Beads of sweat collect on my brow whenever I hand out belt sanders during the boat building classes I teach. In the wrong hands these powerful tools can easily do more damage?like sanding through the hull of a boat in seconds?than good. The same is true for belt sanders on the jobsite. A racing abrasive belt under a rookie's guidance might spell disaster for those built-ins, stair parts, or custom oak doors. After years of using these tools for installing finish work and building boats, I've learned that getting a good, flat finish is about control, and control comes from skill, experience, and good tool design.
While we can't do much about your skill and experience, we did test seven 3x21-inch belt sanders: the Bosch 1274DVS, Craftsman 27725, DeWalt DW431, Hitachi SB75, Makita 9903, Porter-Cable 352VS, and Ryobi BE321 Type II. We looked for the good design features that'll help you achieve a flat, smooth surface and good performance: nice balance, comfortable handles, straight tracking, easy adjustments, and good finish quality. We also looked at power for knocking off tough materials like paint.
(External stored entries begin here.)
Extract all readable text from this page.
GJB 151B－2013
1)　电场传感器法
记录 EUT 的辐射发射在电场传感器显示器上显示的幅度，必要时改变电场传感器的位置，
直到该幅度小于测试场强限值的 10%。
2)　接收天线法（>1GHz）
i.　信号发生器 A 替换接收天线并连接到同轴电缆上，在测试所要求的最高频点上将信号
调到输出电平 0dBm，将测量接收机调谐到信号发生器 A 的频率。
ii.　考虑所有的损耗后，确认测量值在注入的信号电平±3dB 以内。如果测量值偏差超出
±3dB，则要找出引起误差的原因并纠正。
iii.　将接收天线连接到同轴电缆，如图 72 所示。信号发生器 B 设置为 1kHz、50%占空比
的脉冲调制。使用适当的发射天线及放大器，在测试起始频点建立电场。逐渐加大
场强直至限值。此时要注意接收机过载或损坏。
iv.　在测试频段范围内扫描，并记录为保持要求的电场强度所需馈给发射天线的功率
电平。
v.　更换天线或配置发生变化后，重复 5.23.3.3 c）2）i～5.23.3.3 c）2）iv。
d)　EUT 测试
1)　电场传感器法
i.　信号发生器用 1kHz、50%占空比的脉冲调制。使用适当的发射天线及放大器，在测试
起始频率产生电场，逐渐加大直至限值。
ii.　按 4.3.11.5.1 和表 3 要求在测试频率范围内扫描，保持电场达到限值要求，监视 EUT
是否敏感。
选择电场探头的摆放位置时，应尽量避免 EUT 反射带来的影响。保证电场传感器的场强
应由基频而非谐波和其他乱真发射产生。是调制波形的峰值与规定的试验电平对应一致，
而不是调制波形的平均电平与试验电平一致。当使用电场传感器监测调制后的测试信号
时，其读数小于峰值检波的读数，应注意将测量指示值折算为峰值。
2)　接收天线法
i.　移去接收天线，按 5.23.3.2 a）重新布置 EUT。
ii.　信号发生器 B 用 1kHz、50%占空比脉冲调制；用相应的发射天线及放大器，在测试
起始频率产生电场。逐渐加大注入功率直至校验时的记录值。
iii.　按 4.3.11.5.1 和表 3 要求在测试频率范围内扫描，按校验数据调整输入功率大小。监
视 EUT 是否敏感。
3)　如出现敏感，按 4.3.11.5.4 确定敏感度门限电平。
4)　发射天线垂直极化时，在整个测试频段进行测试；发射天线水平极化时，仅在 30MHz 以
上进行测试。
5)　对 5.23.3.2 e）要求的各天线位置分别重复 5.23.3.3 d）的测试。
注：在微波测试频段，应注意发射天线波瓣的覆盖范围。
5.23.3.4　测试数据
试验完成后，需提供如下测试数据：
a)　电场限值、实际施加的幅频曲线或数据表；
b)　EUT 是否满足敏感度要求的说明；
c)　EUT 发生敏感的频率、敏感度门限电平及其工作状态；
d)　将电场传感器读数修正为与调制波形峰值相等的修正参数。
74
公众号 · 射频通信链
I worked the sanders for a month on site and in my shop on both hard and softwood projects. I used them to surface glued-up stock, remove paint and varnish, resurface a maple countertop, sand a badly weathered deck railing, and clean hardened epoxy off boat building projects. I also built a jig to test how well they reached inside corners and edges. To keep things fair, I used the same brand of 40-, 80-, and 120-grit belts on all seven machines.
Design and Ergonomics
Body Styles and Handles. There are two distinct body styles in this test: low profile and traditional. The Bosch, Ryobi, and Craftsman units have motors in-line with the belt and their handles are at the far ends of the tools. The result is a long, narrow, and low-profile tool, about 1-1/2 inches more narrow than the more traditionally designed DeWalt, Hitachi, Makita, and Porter-Cable tools. These four higher-profile, more traditional designs have motors that spin transverse to the belt. Their handles also are above the belt rather than at the ends of the tool, a design resulting in a wider but shorter sander.
Though I've always used belt sanders with the traditional layout, I like the low-profile tools' balance and feel, especially for working wide, flat surfaces like a glued up panel or hardwood floor repair. The Bosch in particular is light, nicely balanced, and has well-shaped handles. Of the more traditional tools, the Porter-Cable and Makita units have exceptionally comfortable handles and well-distributed weight, although the Porter-Cable is a bit heavy. I found the DeWalt's handles a little too close together, making the tool uncomfortable to hold.
Flat Tops. The Bosch, Craftsman, Ryobi, and higher-profile Makita sanders have flat tops so you can flip them belt-up for use as stationary tools. This is great for shaping small parts or working to a scribe line. Each of these sanders worked great when I used them upside down to work the edge of a piece of trim. This position also was excellent for minor adjustments to little pieces of base molding that I had to fit over a threshold. You can even put an edge on a chisel or flat bar for rough work with the tools in this position.
Fences. Fences turn these belt sanders into proper little sanding stations that are great for installing built-ins, trim, or boat interiors. You can already use the Bosch belt-up, but to get even more utility out of it, the company sells optional accessory fences and hold-downs. DeWalt sells similar fences and hold-downs, making it the only traditionally designed unit with this accessory package.